E. Lewis Sturtevant was born in Boston, Massachusetts, on January 23, 1842, to Lewis W. Sturtevant (descendant of a family of Puritan ancestry) and Mary Haight (Legett) Sturtevant. Through a common ancestor, Samuel Sturtevant, who emigrated from England to America in the 1640s, he is a distant cousin of the geneticist Alfred Henry Sturtevant. While still a youth, his parents died, and Lewis was raised by an aunt. In 1859 he entered Bowdoin College but left before completing his degree to join the Union Army when the American Civil War broke out in 1861. He served in the 74th Regiment of Maine Volunteers as a captain but was invalided out due to a combined attack of typhoid and malaria in 1863. He afterwards received both a B.A. and an M.A. from Bowdoin, where he had developed good fluency in Greek, Latin, French, and German. He went on to Harvard Medical School, from which he graduated in 1866, though he never actually followed the profession of medecine.
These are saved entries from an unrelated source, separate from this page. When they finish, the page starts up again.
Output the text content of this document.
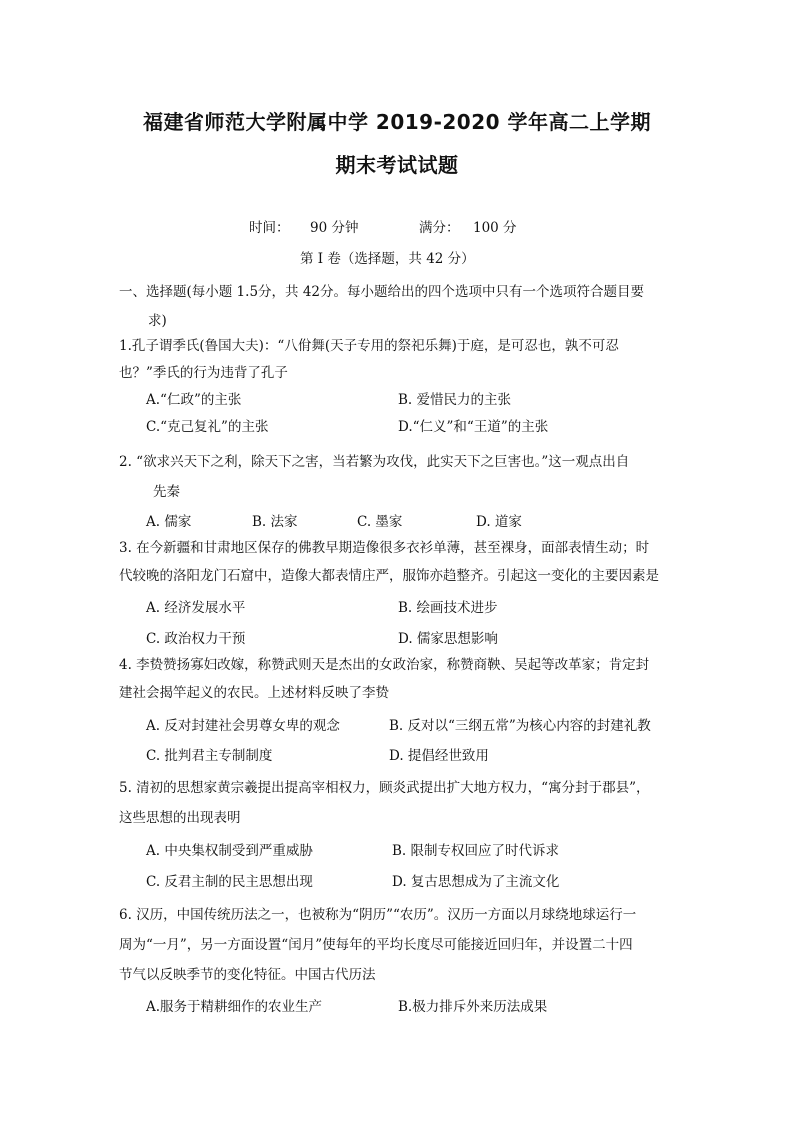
福建省师范大学附属中学 2019-2020 学年高二上学期
期末考试试题
时间： 90 分钟	满分： 100 分
第 I 卷（选择题，共 42 分）
一、选择题(每小题 1.5分，共 42分。每小题给出的四个选项中只有一个选项符合题目要
求)
1.孔子谓季氏(鲁国大夫)：“八佾舞(天子专用的祭祀乐舞)于庭，是可忍也，孰不可忍
也？”季氏的行为违背了孔子
A.“仁政”的主张	B. 爱惜民力的主张
C.“克己复礼”的主张	D.“仁义”和“王道”的主张
2. “欲求兴天下之利，除天下之害，当若繁为攻伐，此实天下之巨害也。”这一观点出自
先秦
A. 儒家	B. 法家	C. 墨家	D. 道家
3. 在今新疆和甘肃地区保存的佛教早期造像很多衣衫单薄，甚至裸身，面部表情生动；时
代较晚的洛阳龙门石窟中，造像大都表情庄严，服饰亦趋整齐。引起这一变化的主要因素是
A. 经济发展水平	B. 绘画技术进步
C. 政治权力干预	D. 儒家思想影响
4. 李贽赞扬寡妇改嫁，称赞武则天是杰出的女政治家，称赞商鞅、吴起等改革家；肯定封
建社会揭竿起义的农民。上述材料反映了李贽
A. 反对封建社会男尊女卑的观念	B. 反对以“三纲五常”为核心内容的封建礼教
C. 批判君主专制制度	D. 提倡经世致用
5. 清初的思想家黄宗羲提出提高宰相权力，顾炎武提出扩大地方权力，“寓分封于郡县”，
这些思想的出现表明
A. 中央集权制受到严重威胁	B. 限制专权回应了时代诉求
C. 反君主制的民主思想出现	D. 复古思想成为了主流文化
6. 汉历，中国传统历法之一，也被称为“阴历”“农历”。汉历一方面以月球绕地球运行一
周为“一月”，另一方面设置“闰月”使每年的平均长度尽可能接近回归年，并设置二十四
节气以反映季节的变化特征。中国古代历法
A.服务于精耕细作的农业生产	B.极力排斥外来历法成果
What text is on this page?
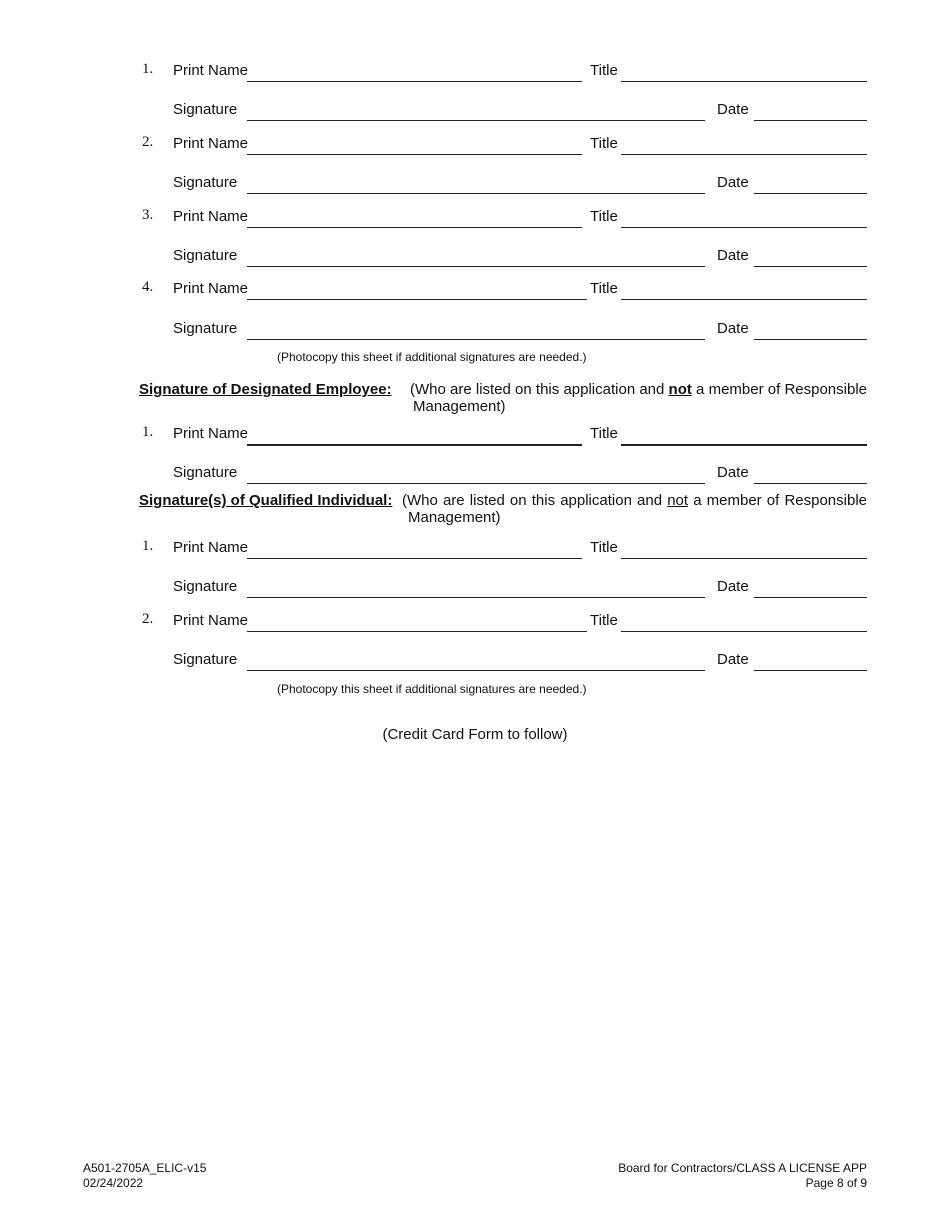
1. Print Name	Title
Signature	Date
2. Print Name	Title
Signature	Date
3. Print Name	Title
Signature	Date
4. Print Name	Title
Signature	Date
(Photocopy this sheet if additional signatures are needed.)
Signature of Designated Employee: (Who are listed on this application and not a member of Responsible
Management)
1. Print Name	Title
Signature	Date
Signature(s) of Qualified Individual: (Who are listed on this application and not a member of Responsible
Management)
1. Print Name	Title
Signature	Date
2. Print Name	Title
Signature	Date
(Photocopy this sheet if additional signatures are needed.)
(Credit Card Form to follow)
A501-2705A_ELIC-v15
02/24/2022
Board for Contractors/CLASS A LICENSE APP
Page 8 of 9
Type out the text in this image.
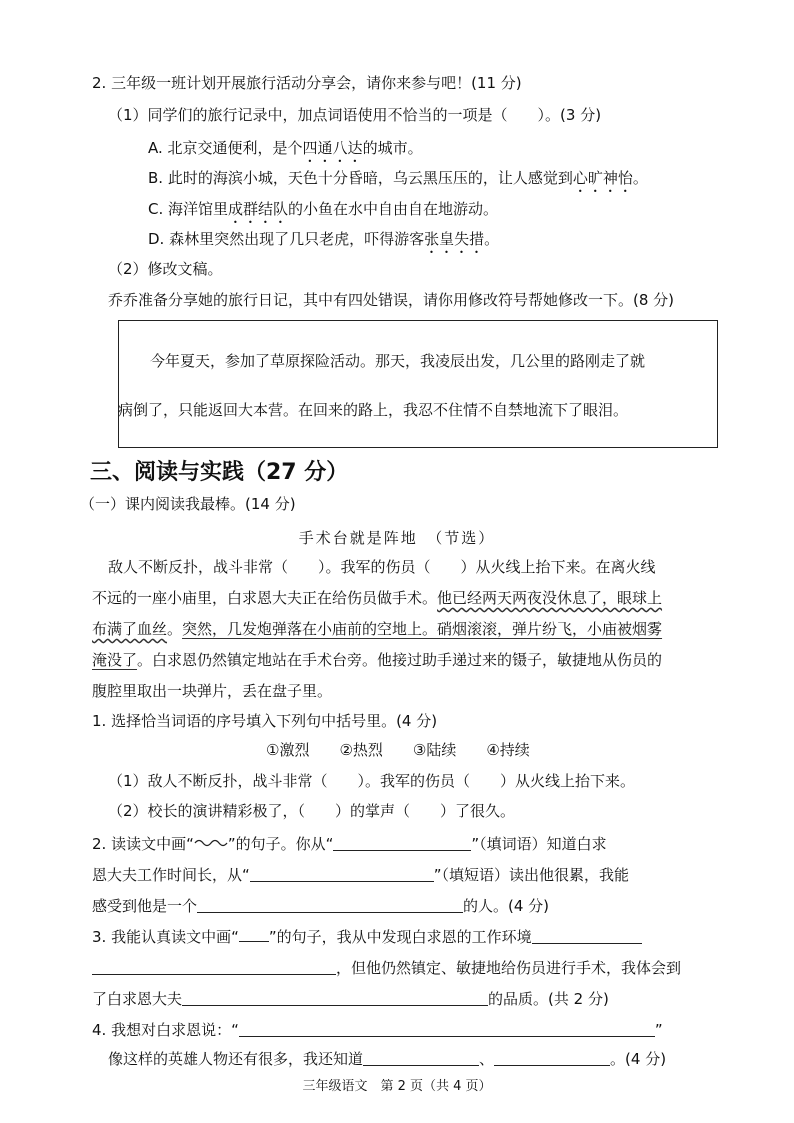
2. 三年级一班计划开展旅行活动分享会，请你来参与吧！(11 分)
（1）同学们的旅行记录中，加点词语使用不恰当的一项是（　　）。(3 分)
A. 北京交通便利，是个四通八达的城市。
B. 此时的海滨小城，天色十分昏暗，乌云黑压压的，让人感觉到心旷神怡。
C. 海洋馆里成群结队的小鱼在水中自由自在地游动。
D. 森林里突然出现了几只老虎，吓得游客张皇失措。
（2）修改文稿。
乔乔准备分享她的旅行日记，其中有四处错误，请你用修改符号帮她修改一下。(8 分)
今年夏天，参加了草原探险活动。那天，我凌辰出发，几公里的路刚走了就
病倒了，只能返回大本营。在回来的路上，我忍不住情不自禁地流下了眼泪。
三、阅读与实践（27 分）
（一）课内阅读我最棒。(14 分)
手术台就是阵地　（节选）
敌人不断反扑，战斗非常（　　）。我军的伤员（　　）从火线上抬下来。在离火线
不远的一座小庙里，白求恩大夫正在给伤员做手术。他已经两天两夜没休息了，眼球上
布满了血丝。突然，几发炮弹落在小庙前的空地上。硝烟滚滚，弹片纷飞，小庙被烟雾
淹没了。白求恩仍然镇定地站在手术台旁。他接过助手递过来的镊子，敏捷地从伤员的
腹腔里取出一块弹片，丢在盘子里。
1. 选择恰当词语的序号填入下列句中括号里。(4 分)
①激烈　　②热烈　　③陆续　　④持续
（1）敌人不断反扑，战斗非常（　　）。我军的伤员（　　）从火线上抬下来。
（2）校长的演讲精彩极了，（　　）的掌声（　　）了很久。
2. 读读文中画“ ”的句子。你从“	”（填词语）知道白求
恩大夫工作时间长，从“	”（填短语）读出他很累，我能
感受到他是一个	的人。(4 分)
3. 我能认真读文中画“ ”的句子，我从中发现白求恩的工作环境
，但他仍然镇定、敏捷地给伤员进行手术，我体会到
了白求恩大夫	的品质。(共 2 分)
4. 我想对白求恩说：“	”
像这样的英雄人物还有很多，我还知道	、	。(4 分)
三年级语文　第 2 页（共 4 页）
In 1864 he married Mary Elizabeth Mann, with whom he had four children, Harriett (also known as Hattie), Edward, Thomas, and Grace, who went on to become a noted iris breeder. Both Grace and her mother had artistic talent and illustrated some of Lewis's scientific papers on corn (Mary Elizabeth) and peppers and sweet potatoes (Grace). Mary Elizabeth died in 1875 and Lewis married again, to her sister Hattie. The son from this second marriage, Robert Sturtevant, was a landscape architect who was close to his half-sister Grace and worked with her on plant breeding.
In 1867, with his brothers Thomas and Joseph, Sturtevant founded "Waushakum Farm" in South Framingham, Massachusetts. The farm was used for various agricultural experiments; one of the first enterprises of the Sturtevant brothers was the development of a model dairy farm featuring Ayrshire cattle. The monograph they published on this work in 1875 led to the establishment of a regular publication, the North American Ayrshire Register, a work that was still being consulted by Ayrshire breeders at least a generation after Lewis's death.